Your Smartwatch Could Give Hackers Your PIN and Passwords
Keeping your bank account safe at an ATM or electronically locked door used to be simple: Check to make sure nobody is watching you and block the keypad from view while you type in your code. You should still do those things, but you might also want to take off your smartwatch first; researchers say hackers could use wearable tech to figure out your PIN and other codes. They recently published their findings in a paper titled, "Friend or Foe?: Your Wearable Devices Reveal Your Personal PIN" [PDF], for the proceedings of the 11th annual Association for Computing Machinery Asia Conference on Computer and Communications Security.
Researchers at the Stevens Institute of Technology are working on a number of studies on security in wearable and mobile technology. For this experiment, they recruited 20 adults, who collectively punched their codes into ATMs and other keypads 5000 times over the course of 11 months while wearing various technologies. Back in the lab, the researchers scraped precise movement information from the devices’ accelerometers, gyrometers, and magnetometers to see if they could figure out exactly what the subjects were doing with their bodies, especially their hands.

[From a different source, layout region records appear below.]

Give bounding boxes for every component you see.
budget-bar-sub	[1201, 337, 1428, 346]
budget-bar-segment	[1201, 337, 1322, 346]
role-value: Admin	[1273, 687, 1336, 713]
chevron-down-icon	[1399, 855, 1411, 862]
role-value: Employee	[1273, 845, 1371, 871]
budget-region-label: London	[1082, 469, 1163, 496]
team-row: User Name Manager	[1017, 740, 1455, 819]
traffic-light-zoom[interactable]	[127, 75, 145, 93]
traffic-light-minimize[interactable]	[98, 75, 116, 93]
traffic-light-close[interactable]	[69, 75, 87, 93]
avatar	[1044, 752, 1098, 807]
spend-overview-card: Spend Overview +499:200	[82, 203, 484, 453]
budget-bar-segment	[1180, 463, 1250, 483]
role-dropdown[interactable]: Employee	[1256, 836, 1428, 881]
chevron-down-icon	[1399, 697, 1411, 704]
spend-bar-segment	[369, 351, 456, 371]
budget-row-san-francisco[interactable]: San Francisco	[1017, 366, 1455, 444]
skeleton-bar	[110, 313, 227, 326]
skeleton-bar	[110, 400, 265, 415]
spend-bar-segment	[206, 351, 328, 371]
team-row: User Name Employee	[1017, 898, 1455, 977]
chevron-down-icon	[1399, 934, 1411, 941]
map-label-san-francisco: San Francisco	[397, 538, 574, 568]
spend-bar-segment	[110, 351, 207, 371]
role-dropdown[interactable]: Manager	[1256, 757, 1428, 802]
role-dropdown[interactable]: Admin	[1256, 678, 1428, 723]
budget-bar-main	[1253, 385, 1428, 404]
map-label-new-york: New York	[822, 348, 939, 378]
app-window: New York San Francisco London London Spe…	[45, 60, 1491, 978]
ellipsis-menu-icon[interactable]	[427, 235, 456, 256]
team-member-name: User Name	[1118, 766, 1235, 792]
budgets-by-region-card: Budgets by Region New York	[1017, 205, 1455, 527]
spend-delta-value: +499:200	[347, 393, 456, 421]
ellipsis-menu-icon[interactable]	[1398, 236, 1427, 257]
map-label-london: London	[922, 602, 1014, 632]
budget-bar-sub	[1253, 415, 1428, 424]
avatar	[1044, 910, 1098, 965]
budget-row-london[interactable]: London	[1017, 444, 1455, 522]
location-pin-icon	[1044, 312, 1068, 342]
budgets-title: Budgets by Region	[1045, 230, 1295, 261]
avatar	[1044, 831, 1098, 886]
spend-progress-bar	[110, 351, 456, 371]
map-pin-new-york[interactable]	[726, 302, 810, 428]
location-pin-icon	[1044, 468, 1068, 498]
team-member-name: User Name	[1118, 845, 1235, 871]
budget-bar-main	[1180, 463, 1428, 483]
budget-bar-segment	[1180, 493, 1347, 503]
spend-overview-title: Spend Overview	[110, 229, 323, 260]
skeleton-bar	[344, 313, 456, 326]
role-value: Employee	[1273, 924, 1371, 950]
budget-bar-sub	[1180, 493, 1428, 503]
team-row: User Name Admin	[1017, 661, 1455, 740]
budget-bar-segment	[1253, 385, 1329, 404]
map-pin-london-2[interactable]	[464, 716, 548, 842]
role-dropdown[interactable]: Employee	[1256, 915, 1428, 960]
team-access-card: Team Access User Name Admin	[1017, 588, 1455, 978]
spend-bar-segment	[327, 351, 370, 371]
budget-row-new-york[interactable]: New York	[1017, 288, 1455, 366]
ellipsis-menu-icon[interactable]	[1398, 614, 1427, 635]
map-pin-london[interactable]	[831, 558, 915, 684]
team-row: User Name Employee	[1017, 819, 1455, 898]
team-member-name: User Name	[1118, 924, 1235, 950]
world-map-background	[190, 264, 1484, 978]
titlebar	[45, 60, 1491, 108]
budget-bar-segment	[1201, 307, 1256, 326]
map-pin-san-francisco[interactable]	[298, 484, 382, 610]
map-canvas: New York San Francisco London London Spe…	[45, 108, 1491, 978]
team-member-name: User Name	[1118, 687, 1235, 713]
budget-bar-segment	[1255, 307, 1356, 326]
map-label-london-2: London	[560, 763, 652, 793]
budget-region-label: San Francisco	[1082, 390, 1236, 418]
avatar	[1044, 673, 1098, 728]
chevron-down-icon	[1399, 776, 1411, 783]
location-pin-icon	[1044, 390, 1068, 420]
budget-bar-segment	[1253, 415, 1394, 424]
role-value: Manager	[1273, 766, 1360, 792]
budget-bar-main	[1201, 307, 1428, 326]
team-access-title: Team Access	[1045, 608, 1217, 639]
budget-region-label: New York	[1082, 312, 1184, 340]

Boy, could they. By combining and comparing those measurements, Wang and his colleagues were able to create an algorithm that determined not only where a hand was in space and how it was positioned, but what it did next. The "Backward PIN-sequence Inference Algorithm" was so good that it could crack subjects’ codes with 80 percent accuracy on the very first try.
The researchers say hackers would have to employ one of two types of attacks to get at your information: internal or sniffing. An internal attack would require the bad guy to break into the sensors inside your device and use them for his or her own purposes. In a sniffing attack, data thieves might place a wireless data collector near an ATM or keypad-locked door in order to eavesdrop on any nearby Bluetooth interactions between wearable devices and their owners’ phones.
These are, as yet, theoretical concerns, since the researchers know of no cases in which this has actually happened. Yet the threat exists. To shield users from attack, the researchers recommend that tech developers "…inject a certain type of noise to data so it cannot be used to derive fine-grained hand movements, while still being effective for fitness tracking purposes such as activity recognition or step counts."
We’re not totally helpless. Although security programs for wearables are thin at the moment, you can at least shore up your phone’s defenses.